Hace veinticuatro años, en 1991, José Leónidas Moreno, su hijo, desapareció. Originario de El Salvador, al igual que el resto de la familia, José Leónidas vivía en el estado de Colorado, donde fue detenido sin documentos y deportado a su país de origen. En el camino de vuelta, en algún punto entre México y Guatemala, no se volvió a saber de él.

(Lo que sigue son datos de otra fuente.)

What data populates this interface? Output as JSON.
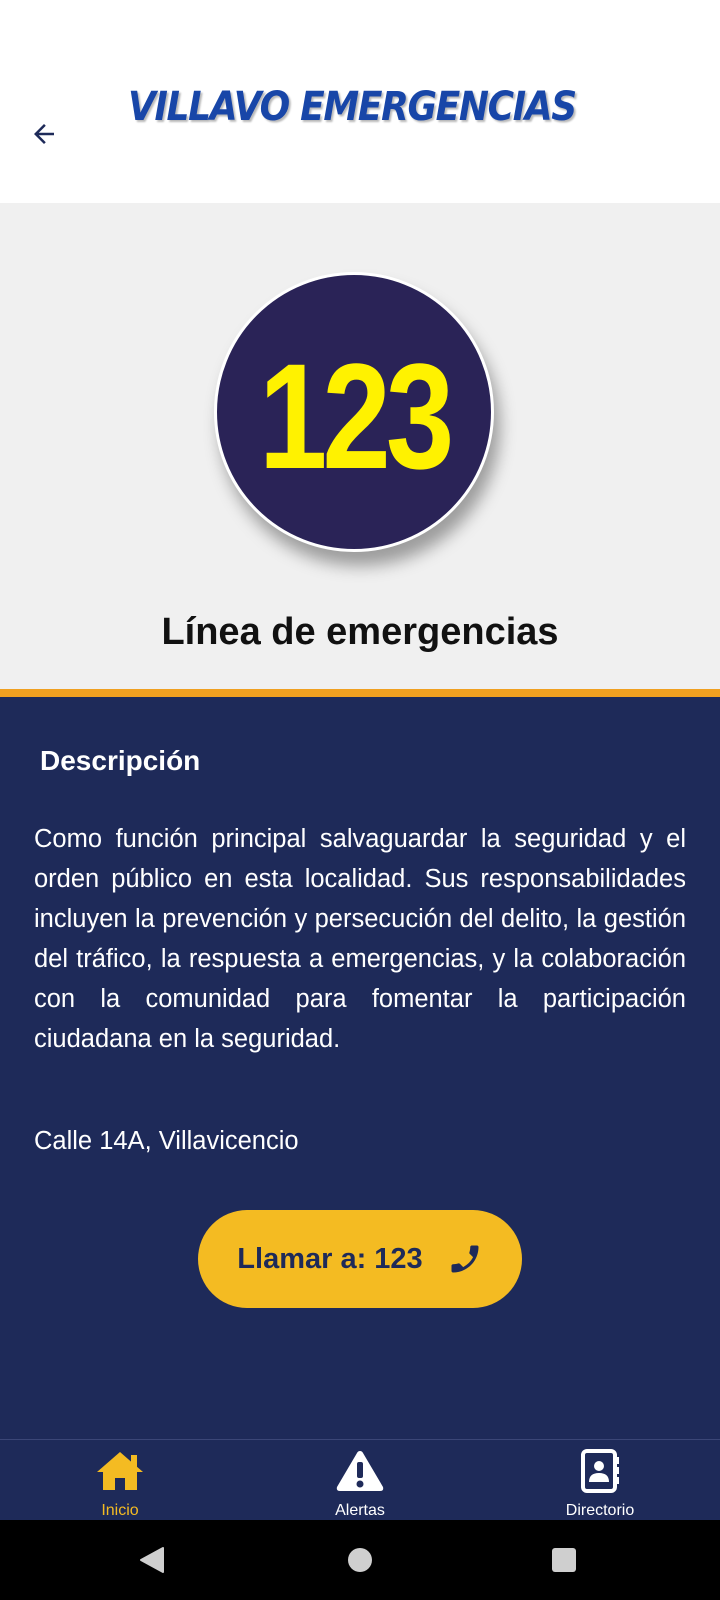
{
  "header": {
    "title": "VILLAVO EMERGENCIAS",
    "back_icon": "arrow-left-icon"
  },
  "hero": {
    "logo_number": "123",
    "title": "Línea de emergencias"
  },
  "details": {
    "heading": "Descripción",
    "description": "Como función principal salvaguardar la seguridad y el orden público en esta localidad. Sus responsabilidades incluyen la prevención y persecución del delito, la gestión del tráfico, la respuesta a emergencias, y la colaboración con la comunidad para fomentar la participación ciudadana en la seguridad.",
    "address": "Calle 14A, Villavicencio",
    "call_button_label": "Llamar a: 123",
    "call_icon": "phone-icon"
  },
  "bottom_nav": {
    "items": [
      {
        "label": "Inicio",
        "icon": "home-icon",
        "active": true
      },
      {
        "label": "Alertas",
        "icon": "warning-icon",
        "active": false
      },
      {
        "label": "Directorio",
        "icon": "contacts-book-icon",
        "active": false
      }
    ]
  },
  "system_nav": {
    "buttons": [
      "back-triangle-icon",
      "home-circle-icon",
      "recents-square-icon"
    ]
  },
  "colors": {
    "title_blue": "#1846a8",
    "navy": "#1e2a59",
    "accent_yellow": "#f4bb22",
    "accent_orange": "#f0a020",
    "logo_circle": "#2a2357",
    "logo_digits": "#fff200"
  }
}
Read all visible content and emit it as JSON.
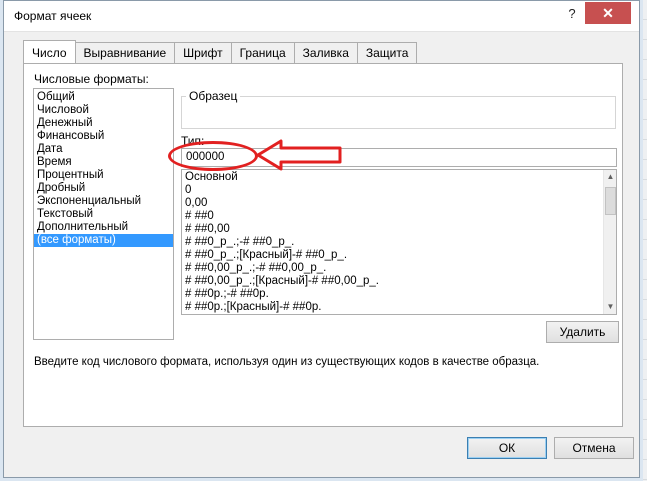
{
  "window": {
    "title": "Формат ячеек",
    "help": "?",
    "close": "✕"
  },
  "tabs": [
    "Число",
    "Выравнивание",
    "Шрифт",
    "Граница",
    "Заливка",
    "Защита"
  ],
  "categories": {
    "label": "Числовые форматы:",
    "items": [
      "Общий",
      "Числовой",
      "Денежный",
      "Финансовый",
      "Дата",
      "Время",
      "Процентный",
      "Дробный",
      "Экспоненциальный",
      "Текстовый",
      "Дополнительный",
      "(все форматы)"
    ],
    "selected": "(все форматы)"
  },
  "sample": {
    "label": "Образец",
    "value": ""
  },
  "type": {
    "label": "Тип:",
    "value": "000000",
    "formats": [
      "Основной",
      "0",
      "0,00",
      "# ##0",
      "# ##0,00",
      "# ##0_р_.;-# ##0_р_.",
      "# ##0_р_.;[Красный]-# ##0_р_.",
      "# ##0,00_р_.;-# ##0,00_р_.",
      "# ##0,00_р_.;[Красный]-# ##0,00_р_.",
      "# ##0р.;-# ##0р.",
      "# ##0р.;[Красный]-# ##0р."
    ]
  },
  "buttons": {
    "delete": "Удалить",
    "ok": "ОК",
    "cancel": "Отмена"
  },
  "hint": "Введите код числового формата, используя один из существующих кодов в качестве образца.",
  "annotation": {
    "color": "#e22020"
  }
}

Desde entonces, Mercedes, quien vive en California, recorre los caminos de ida y vuelta llevando en el pecho la foto de su hijo. Un José Leónidas veinteañero y flaco sonríe desde el cartel que abajo dice “45 años”. El número cinco está tachado y, sobrepuesto con plumón, un número seis: José Leónidas, dice Mercedes, ya cumplió 46.

Sosteniendo el cartel de fondo amarillo, parada en un extremo del auditorio Sequoia, en la Universidad del Estado de California, Northridge (CSUN), la mujer escucha. Un joven moreno, ojos achinados, chamarra roja con la leyenda “Escuela Normal Rural Raúl Isidro Burgos”, relata lo ocurrido la noche del 26 de septiembre en Iguala, Guerrero. Mercedes parpadea, la sonrisa inmóvil.

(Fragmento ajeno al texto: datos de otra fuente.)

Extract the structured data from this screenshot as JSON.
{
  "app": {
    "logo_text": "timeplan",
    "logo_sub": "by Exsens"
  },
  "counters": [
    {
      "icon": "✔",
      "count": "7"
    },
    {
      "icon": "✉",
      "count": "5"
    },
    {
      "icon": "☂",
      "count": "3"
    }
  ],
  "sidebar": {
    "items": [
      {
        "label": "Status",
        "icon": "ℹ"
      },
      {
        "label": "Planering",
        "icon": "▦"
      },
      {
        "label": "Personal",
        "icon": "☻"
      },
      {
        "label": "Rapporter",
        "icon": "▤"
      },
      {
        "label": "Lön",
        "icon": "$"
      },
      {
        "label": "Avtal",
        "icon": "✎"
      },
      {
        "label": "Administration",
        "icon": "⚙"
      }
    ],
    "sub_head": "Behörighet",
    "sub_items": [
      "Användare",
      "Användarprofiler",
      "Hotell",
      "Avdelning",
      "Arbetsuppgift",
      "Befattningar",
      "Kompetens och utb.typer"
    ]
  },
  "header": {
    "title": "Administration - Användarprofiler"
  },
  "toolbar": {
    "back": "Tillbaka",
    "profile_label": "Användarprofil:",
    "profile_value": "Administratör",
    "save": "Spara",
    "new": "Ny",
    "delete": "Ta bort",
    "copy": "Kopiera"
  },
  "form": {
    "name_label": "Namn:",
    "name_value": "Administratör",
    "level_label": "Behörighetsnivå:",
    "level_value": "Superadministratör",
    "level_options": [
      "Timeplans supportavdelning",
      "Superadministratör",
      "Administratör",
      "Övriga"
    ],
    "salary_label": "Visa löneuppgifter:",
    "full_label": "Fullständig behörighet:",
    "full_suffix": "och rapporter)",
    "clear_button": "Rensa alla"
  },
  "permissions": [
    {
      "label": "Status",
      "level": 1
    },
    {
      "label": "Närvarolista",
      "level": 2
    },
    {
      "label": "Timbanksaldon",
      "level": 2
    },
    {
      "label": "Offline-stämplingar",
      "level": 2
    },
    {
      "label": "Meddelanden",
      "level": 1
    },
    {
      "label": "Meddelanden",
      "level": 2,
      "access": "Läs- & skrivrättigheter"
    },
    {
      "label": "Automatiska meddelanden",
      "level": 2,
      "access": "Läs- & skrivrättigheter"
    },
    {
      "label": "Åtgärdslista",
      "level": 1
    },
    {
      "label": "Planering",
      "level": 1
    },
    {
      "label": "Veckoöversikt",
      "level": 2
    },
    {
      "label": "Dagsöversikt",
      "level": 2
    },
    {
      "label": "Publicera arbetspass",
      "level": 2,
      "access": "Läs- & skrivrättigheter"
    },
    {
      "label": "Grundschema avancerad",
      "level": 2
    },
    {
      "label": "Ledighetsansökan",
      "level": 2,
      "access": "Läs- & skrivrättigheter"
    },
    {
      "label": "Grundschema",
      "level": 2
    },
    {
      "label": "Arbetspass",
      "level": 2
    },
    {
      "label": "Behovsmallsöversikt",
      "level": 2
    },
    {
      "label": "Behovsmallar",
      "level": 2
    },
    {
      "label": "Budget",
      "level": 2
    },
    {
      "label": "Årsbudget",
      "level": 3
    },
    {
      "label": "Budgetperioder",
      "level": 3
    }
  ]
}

“‘¿Ustedes son los ayotzinapos? ¿No que muy cabrones? Así como tienen huevos para hacer sus desmadres, ténganlos para enfrentarnos’, nos dijeron. ¿Y qué podíamos hacer nosotros, si ellos traían las armas?”, se pregunta el joven de gesto tan severo como lo permiten sus diecinueve años de edad.

“Nos dijeron que les diéramos nuestros nombres, ‘pero los nombres reales, los de verdad, si no [a ustedes] nunca los van a encontrar’.”

Las trescientas cincuenta personas que abarrotan el auditorio de doscientas butacas guardan un silencio sobrecogedor. A Mercedes, es claro, ya nada le sorprende.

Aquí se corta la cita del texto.